As states and countries are becoming desperate for taxes, all kinds of weird tax schemes are being extended to cover data centers and software services.
The whole point of Cloud Computing and Software (etc.) as a Service is that the user (the company using the services) do not need to worry about where the supporting equipment is, what it is, is it secure / backed up / managed / etc. All the physical operational details are managed by the Cloud or As a Service vendor.
Even further, the vendors themselves are expected to managed and balance their physical capacity, so from where your service is being provided, upon what your service is running and where your data is located may change as the vendor rebalances their customer load.

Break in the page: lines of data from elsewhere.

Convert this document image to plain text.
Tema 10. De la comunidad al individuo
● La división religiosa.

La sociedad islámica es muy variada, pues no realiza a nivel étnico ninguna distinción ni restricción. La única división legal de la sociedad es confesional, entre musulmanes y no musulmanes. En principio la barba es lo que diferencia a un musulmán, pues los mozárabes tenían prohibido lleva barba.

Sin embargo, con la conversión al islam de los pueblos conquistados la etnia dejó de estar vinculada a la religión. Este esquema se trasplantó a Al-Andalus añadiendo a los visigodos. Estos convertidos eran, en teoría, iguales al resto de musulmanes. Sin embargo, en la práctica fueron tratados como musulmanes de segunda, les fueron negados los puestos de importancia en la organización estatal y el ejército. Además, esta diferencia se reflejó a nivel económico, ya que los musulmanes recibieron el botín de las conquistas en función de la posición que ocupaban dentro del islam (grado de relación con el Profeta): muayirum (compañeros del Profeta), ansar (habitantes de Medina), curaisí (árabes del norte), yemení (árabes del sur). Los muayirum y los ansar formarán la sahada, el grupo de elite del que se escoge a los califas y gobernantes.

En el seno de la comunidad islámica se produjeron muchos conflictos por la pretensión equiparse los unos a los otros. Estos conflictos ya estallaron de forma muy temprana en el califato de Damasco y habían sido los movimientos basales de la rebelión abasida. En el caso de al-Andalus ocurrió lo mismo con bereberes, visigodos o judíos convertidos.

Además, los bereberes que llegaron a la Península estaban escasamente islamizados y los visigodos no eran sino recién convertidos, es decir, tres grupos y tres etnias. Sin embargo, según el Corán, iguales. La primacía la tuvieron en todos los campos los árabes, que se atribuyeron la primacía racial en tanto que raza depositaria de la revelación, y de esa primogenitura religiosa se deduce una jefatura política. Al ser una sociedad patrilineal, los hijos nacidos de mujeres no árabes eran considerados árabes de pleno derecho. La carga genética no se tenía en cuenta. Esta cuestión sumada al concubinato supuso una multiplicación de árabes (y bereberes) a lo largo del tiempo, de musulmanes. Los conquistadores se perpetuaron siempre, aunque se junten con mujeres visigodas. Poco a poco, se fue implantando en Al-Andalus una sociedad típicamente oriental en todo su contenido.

However, if we factor taxes into the picture it’s possible using software in a location or having your data in a location could subject you to local taxes. Which means these questions suddenly apply (which are the opposite of the point and goals of Cloud Computing and As a Service)…
When companies are multi-state and multi-national, those questions can be even more complicated.
You can’t just ask “where’s the server”, as the server may be virtualized or relocated depending on capacity requirements at any given time. With current Cloud Computing technology, it’s probably staying within 1 physical data center though.
So now when considering Cloud or As a Service, one must also consider the tax implications in the ‘buyer’s’ jurisdiction, the ‘seller’s’ jurisdiction, the jurisdiction of the data center providing the computing power and the jurisdiction of the data center providing storage capacity (if different from the computing power).
As noted above, Texas (somewhat accidentally) tries to charge a business franchise tax if Texas based data centers are providing your Cloud or As a Service services (the assumption being your computing or data in their state is a physical presence in their state – which is why Cloud vendors all left Texas).
Similarly California recently tried to tax Amazon.com by stating local people in your affiliate program qualifies as a local office (to which Amazon responded by cancelling their affiliate program for anyone with a California address).
To date the Cloud vendors are solving the problem by avoiding jurisdictions where such taxes might have impact. But in major deals it’s appropriate to involve your lawyers and accountants to verify contract and local law details that may apply.
Much internet growth was fueled by the opportunity to avoid brick-and-mortar taxes. Let’s hope politicians don’t overly tax the Cloud market before it has a chance to develop it’s advantages and provide a business base worth taxing.